Sabemos que preside à Federação Europeia dos Bancos Alimentares
Contra a Fome, posição que ocupa desde Maio de 2012, e que a sua influência
aumenta na proporção da miséria nos vai impondo. Sabemos que é rica e
privilegiada e nunca falou da fome com a boca vazia. Sabemos que sabe que não
falta miséria para alimentar de matéria-prima a sua fábrica. Sabemos que olha
para os pobres com desdenho, nojo, pena.

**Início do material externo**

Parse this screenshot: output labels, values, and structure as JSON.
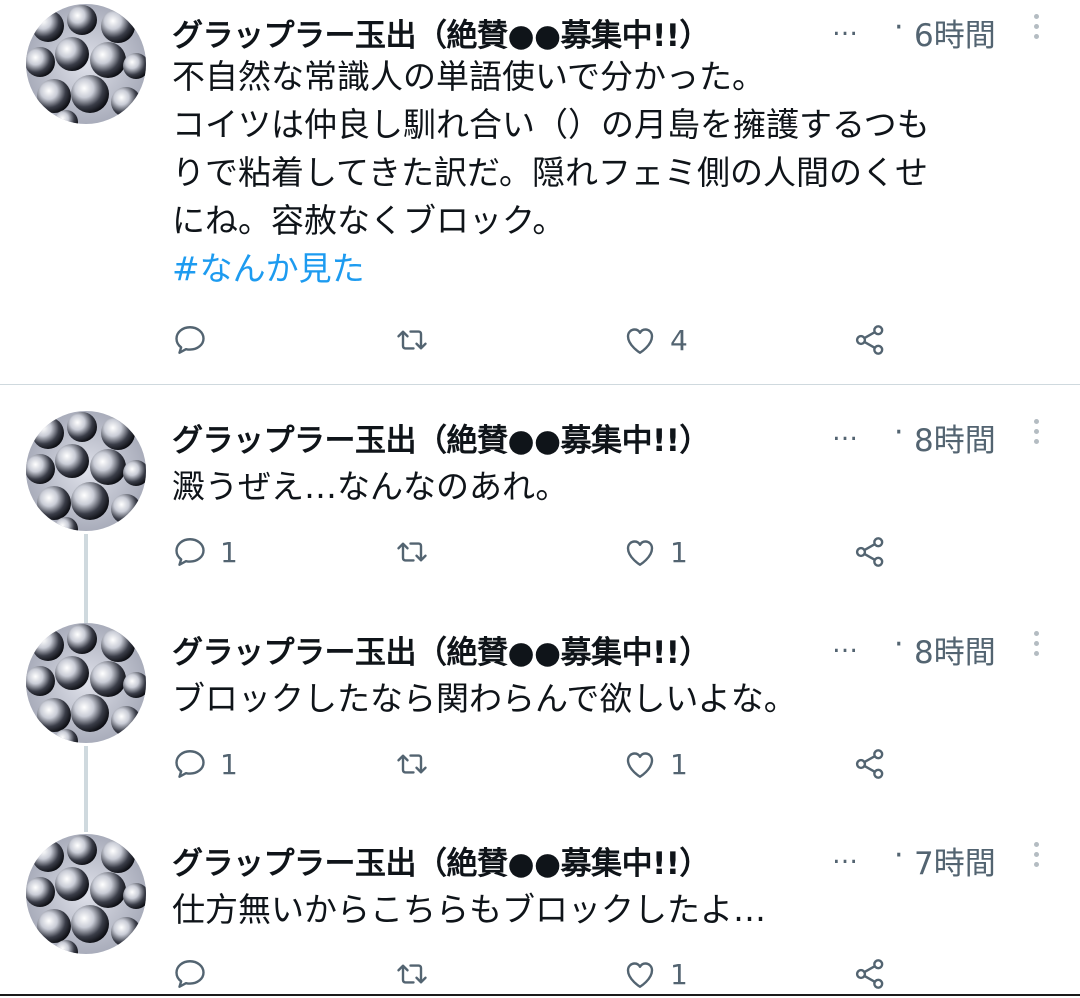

Sabemos que na hora de fazer a
contabilidade aquilo que a move é a sua canja, o seu ceviche, não o caldo dos
outros.
Afirma que vamos ter que "reaprender a viver mais
pobres", quando a senhora só sabe o que é viver mais rica, que
"vivíamos muito acima nas nossas possibilidades" quando é sua
excelência que tem vivido às nossas custas, que "há necessidade permanente
de consumo, de necessidade permanente de bens para a satisfação das
pessoas" quando em nenhum momento da sua vida a falta de verba lhe deu
tempo para ganhar água na boca. Atira-nos à cara, com a lata da Chanceler, que
os seus filhos "lavam os dentes com a torneira a correr" e que se nós
"não temos dinheiro para comer bifes todos os dias, não podemos comer
bifes todos os dias", quando cada vez mais o problema das pessoas é ter
casa onde os filhos possam lavar os dentes e onde os bifes nunca ganharam a
tradição dos que são fritos no conforto das Arcádias. Em tempos sombrios,
poucos provaram o lombinho do seu talho predilecto, aquele que sempre visita
com generosidade, antes dos fins-de-semana que costuma fazer com requinte, no
crepúsculo alentejano.
Deixe-nos explicar que enquanto pensava que à sua volta
"estava tudo garantido, alguém havia de pagar", éramos nós, os nossos
pais e avós, que lhe aviavam a mesada. Perceba que a cada momento em que delira
com a cegueira de que "cá em Portugal podemos estar mais pobres, mas não
há miséria", abastece-se à confiança do nosso fiado e das nossas dores de
barriga. Entenda, que o tamanho dos seus disparates não abafa os murmúrios da
pobreza e a miséria. Deixe-nos dizer que um milhão e meio de desempregados, com
a fome e a subnutrição visível das urgências dos hospitais às cantinas das
escolas públicas, a cólera já sobra às páginas dos jornais do dia. Deixe-nos
dizer-lhe que o tempo não é de substituir o "Estado Social" pelo
"Estado de Caridade", mas de pelo menos ter tanto cuidado com os
pobres como com aquilo que se diz.
Pode caluniar os nossos pais, que nem o histerismo fútil com
que os brinda não a torna capaz de encontrar exemplo de quem troque a bucha
pela ida ao Super-Rock. Pode gritar, sem sequer dar ao luxo do fôlego, que eles
"não souberam educar os filhos", que a cada desabafo nos permite
desvendar um pouco mais o véu das suas intenções, da origem do seu soldo.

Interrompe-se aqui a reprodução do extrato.